В конце двадцатых и в тридцатые годы были проведены удачные новшества в городской архитектуре Рима. Например, была создана новая via dei Fori Imperiali, соединяющая площадь Венеции с Колизеем, — действительно царская аллея, открывшая зрителю все сердце Древнего Рима; или неповторимая via del Mare, окаймляющая низ Капитолия. В последние же годы были открыты уродливый и кривой Corso del Rinascimento и сильно повредившая красоте площади св. Петра — via della Concilliazione. В самый разгар итало — германской дружбы было назначено торжественное посещение Рима Гитлером. Он приезжал на несколько дней навестить своего друга Муссолини. Чтобы подготовить ему встречу достойную времен и вкусов римских императоров, на пути его был инсценирован колоссальный искусственный пожар — весь Колизей был объят пламенем (в память Нерона?). Окна нашей квартиры были ослеплены отблесками зловещего огня. Весь город был полон немецкими жандармами. В особенности они стерегли Капитолий, где Гитлер должен был присутствовать на всех торжествах и приемах города. Очень меня оскорбило, когда немецкий полицейский в штатском подскочил ко мне на Капитолийской площади, встал почти вплотную и сфотографировал меня. Было ощущение, что город более не наш, что мы завоеваны дерзким неприятелем.

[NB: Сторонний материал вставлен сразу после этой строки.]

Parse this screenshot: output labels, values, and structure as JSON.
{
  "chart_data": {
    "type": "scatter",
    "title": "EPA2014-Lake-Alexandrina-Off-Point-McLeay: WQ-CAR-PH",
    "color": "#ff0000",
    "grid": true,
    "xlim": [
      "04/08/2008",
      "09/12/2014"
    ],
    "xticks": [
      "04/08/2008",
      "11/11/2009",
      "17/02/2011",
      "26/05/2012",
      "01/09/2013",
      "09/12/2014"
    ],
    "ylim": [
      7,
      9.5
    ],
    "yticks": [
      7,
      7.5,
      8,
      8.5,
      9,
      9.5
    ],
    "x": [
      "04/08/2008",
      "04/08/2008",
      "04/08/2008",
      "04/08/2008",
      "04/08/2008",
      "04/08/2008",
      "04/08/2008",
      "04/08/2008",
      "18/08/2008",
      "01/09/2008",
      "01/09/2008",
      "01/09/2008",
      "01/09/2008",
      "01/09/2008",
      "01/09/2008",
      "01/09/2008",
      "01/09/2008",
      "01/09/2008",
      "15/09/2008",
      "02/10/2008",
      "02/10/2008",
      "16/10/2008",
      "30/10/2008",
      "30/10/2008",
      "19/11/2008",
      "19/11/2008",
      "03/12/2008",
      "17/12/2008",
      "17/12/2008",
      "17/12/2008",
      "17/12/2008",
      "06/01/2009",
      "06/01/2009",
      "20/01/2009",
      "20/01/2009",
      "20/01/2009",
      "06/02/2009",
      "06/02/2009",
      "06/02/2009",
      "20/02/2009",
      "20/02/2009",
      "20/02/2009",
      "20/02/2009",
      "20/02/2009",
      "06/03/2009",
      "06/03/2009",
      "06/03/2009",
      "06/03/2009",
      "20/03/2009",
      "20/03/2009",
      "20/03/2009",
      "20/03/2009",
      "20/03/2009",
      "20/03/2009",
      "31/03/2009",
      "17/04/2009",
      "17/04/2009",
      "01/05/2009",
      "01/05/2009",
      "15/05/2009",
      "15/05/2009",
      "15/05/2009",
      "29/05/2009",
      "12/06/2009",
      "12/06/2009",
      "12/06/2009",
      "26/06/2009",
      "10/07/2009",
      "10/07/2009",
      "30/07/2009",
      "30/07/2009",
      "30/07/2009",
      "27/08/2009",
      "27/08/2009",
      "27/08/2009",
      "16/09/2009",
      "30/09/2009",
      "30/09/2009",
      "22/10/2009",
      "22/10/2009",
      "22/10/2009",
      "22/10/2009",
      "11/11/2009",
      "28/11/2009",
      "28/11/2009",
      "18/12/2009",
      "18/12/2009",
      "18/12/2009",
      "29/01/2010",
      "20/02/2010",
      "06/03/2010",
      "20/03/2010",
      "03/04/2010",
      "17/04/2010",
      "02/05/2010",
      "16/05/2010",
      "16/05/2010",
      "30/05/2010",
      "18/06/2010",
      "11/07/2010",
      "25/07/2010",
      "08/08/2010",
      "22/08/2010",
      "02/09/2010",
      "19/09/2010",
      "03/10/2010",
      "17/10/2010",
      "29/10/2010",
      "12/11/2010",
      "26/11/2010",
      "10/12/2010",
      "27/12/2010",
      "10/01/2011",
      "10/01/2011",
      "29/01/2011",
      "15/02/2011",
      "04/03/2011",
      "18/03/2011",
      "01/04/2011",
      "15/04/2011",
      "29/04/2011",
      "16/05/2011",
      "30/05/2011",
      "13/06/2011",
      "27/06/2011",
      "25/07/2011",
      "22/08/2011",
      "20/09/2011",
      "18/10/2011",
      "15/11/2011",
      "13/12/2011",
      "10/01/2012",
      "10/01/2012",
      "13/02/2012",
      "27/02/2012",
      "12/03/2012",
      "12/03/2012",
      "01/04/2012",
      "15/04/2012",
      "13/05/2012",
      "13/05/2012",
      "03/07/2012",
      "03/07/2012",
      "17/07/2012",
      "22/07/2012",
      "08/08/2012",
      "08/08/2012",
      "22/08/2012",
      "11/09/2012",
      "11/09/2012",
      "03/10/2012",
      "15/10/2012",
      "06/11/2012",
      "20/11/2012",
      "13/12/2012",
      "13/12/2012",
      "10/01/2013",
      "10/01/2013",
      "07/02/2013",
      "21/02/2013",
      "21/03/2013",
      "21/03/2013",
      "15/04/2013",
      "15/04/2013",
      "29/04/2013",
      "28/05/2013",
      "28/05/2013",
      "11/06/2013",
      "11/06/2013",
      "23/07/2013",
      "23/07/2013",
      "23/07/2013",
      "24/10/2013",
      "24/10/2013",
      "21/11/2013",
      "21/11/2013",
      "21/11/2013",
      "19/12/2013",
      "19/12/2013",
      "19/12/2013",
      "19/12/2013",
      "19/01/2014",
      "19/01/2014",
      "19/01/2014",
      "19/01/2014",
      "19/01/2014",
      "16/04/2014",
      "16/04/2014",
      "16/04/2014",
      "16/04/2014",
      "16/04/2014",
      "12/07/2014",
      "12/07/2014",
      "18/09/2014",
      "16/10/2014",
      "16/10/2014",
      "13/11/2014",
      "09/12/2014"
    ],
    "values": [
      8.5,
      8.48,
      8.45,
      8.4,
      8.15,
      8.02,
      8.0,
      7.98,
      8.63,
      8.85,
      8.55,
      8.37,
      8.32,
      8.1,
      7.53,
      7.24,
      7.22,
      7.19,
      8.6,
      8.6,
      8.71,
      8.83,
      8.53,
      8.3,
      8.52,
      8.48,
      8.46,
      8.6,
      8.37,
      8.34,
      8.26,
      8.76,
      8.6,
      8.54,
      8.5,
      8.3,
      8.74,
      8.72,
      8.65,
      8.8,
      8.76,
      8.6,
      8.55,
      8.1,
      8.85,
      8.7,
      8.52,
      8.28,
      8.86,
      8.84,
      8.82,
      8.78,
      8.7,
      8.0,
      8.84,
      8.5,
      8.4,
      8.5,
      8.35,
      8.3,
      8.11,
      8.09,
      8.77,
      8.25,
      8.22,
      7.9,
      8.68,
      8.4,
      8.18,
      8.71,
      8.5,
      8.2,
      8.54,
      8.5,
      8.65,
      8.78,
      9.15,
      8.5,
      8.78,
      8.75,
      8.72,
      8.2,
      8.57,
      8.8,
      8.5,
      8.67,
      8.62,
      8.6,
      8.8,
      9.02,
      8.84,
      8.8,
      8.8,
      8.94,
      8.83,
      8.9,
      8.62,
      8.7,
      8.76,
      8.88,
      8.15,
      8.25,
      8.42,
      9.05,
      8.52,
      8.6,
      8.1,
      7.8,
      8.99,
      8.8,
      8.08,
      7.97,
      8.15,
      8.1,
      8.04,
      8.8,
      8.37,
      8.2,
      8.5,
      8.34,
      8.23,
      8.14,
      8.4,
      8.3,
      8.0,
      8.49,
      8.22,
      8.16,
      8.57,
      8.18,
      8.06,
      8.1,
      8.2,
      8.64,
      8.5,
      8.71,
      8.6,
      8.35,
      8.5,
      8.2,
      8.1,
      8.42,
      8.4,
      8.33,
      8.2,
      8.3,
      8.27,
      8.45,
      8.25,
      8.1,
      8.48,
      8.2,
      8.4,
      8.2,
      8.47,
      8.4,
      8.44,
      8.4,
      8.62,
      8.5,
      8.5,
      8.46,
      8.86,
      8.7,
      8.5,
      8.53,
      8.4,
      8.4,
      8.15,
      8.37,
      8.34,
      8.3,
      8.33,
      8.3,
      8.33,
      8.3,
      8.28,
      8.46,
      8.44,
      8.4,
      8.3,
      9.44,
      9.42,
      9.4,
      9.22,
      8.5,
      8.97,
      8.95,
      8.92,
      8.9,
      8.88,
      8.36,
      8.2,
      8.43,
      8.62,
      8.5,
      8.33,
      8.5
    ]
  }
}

Вечером произошел волнительный эпизод. В далекой части города, на Монте Марио, лежала при смерти молодая женщина, сербка, очень отдаленная знакомая. Гита, моя подруга, прислала ее ко мне за несколько недель до этого с просьбой помочь ей найти хорошего преподавателя пения. Она была беременна на седьмом — восьмом месяце. Роды оказались трагическими: ребенок погиб, она умирала. Конечно, Фламинго решила, что именно ее долг лечить роженицу, и по очереди с другой, тоже бесконечно доброй русской дамой, маркизой Кампанари, они дежурили в больнице днем и ночью. Тем временем из Сербии приехал к умирающей ее муж, молодой врач. Он обругал всех итальянских докторов, заявил, что он отвезет жену в Белград, где лечат новыми средствами, а пока что стал заворачивать ее в мокрые ледяные простыни (у нее была в это время температура 41°); она вскакивала, как бешеная, с постели и с визгом и криками бегала по коридору больницы к ужасу больных, сестер и врачей.